If you get fed up with dealing with two or three recycling bins, think how it is for the residents of Kamikatsu, the town in Japan that recycles absolutely everything. As a result, the town is totally zero waste, and people make a concerted effort not to buy stuff they don’t need, or else they would have to spend all their spare time sorting it out for different bins, at end of use.

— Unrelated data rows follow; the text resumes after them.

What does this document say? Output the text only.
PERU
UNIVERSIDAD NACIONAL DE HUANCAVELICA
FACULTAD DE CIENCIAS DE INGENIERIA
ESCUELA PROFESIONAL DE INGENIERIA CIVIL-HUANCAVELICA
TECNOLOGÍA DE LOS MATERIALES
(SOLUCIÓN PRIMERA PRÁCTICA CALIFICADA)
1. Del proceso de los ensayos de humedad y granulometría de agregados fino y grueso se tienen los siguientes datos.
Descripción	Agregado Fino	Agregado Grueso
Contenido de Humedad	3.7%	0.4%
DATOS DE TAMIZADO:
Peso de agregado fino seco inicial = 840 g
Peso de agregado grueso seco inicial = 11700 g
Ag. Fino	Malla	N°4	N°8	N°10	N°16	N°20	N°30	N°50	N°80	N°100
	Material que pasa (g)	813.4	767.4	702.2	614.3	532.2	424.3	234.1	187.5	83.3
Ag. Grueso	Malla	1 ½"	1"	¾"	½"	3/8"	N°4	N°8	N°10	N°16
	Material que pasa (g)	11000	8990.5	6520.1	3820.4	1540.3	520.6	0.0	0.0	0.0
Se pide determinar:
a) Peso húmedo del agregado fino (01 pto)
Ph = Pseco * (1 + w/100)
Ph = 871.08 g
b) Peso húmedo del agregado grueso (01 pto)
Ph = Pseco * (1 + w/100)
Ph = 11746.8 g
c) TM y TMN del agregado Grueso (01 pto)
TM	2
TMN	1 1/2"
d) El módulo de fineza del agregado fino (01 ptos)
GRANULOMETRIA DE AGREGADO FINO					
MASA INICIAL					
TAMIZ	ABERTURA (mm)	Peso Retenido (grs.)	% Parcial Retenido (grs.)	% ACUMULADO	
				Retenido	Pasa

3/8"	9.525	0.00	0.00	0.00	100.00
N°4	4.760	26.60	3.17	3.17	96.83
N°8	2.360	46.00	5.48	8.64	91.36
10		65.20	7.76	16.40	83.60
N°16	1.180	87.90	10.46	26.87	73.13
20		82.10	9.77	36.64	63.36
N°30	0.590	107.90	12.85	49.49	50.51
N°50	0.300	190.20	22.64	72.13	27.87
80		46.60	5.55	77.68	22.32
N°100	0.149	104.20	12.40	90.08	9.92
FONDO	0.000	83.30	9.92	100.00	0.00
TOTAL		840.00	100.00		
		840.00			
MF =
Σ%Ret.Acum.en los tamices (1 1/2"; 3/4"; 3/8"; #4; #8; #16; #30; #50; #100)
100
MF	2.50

This town is so litter-free that it has more tourists arrive to see what they are doing, than it has residents. All waste materials are composted or upcycled, there’s a ‘free’ second-hand shop so people can come and help themselves to other people’s donated items, and there is even a local building with discarded windows, where you can bring reusable bottles, to fill up with local craft beer. The 45 recycling categories include:
- Cans (aluminium, steel, aerosol, metal caps)
- Glass (clear, white, coloured, sake bottles)
- Batteries
- Light bulbs (3 types) plus broken ones
- Plastic trays & bottles
- Clothing
- Milk and juice packs
- Cardboard and newspaper and magazines
- Chopsticks
- Cigarette lighters
- Nappies
- Cooking oil
- Ash
- Tyres
- Furniture
- White goods
- Food waste
- Garden waste
- Agricultural waste
All employees are trained in zero waste principles and the local store offers free second-hand furniture and other donated by local artisans. Even the local brewery makes use of donated fruit peels and turns spent grain into compost. The local hotel is made from donated windows and discarded doors, and in the entire city, only a few items end up in landfill to be burned (PVC plastic and disposable nappies – so the local families now receive cloth nappy starter kits to try to deter). And rather than costing the city money, sellign all the waste and reducing incineration has saved them a fortune.
Where is Kamikatsu?
Most of us don’t know our Japanese geography very well. It’s a small town of less than 2000 people, located in a mountain area near the city of Tokushima. Both are located on Shikoku, one of Japan’s four islands, home to over 3 million people and the only one not to have active volcanoes. The other three islands are Kyushu (nearest to Asia), Hokkaido (the most northerly) and Honshu (home to Tokyo).
Why Japan is (almost) Litter-Free
In Japan, littering is illegal. But the difference is that the law is taken seriously. You don’t get litter anywhere (it carries a £100 fine, even if you drop a can or cigarette butt – even dog walkers carry bags and bottles of water to wash the pavement afterwards).
Most trash cans were removed in 1995, after the Sarin Gas attack (which injured 5000 people) made people wary of bombs lurking in such places. So now you only find trash cans in parks (picnics are a huge hobby in Japan) and train stations. And you’ll also find recycling bins next to vending machines.
In Japan, it’s the norm for people to simply take their rubbish home with them. In fact, if you buy something to eat on the street, it’s quite the normal thing to do, to simply return and hand the packaging back to the person who sold you the food!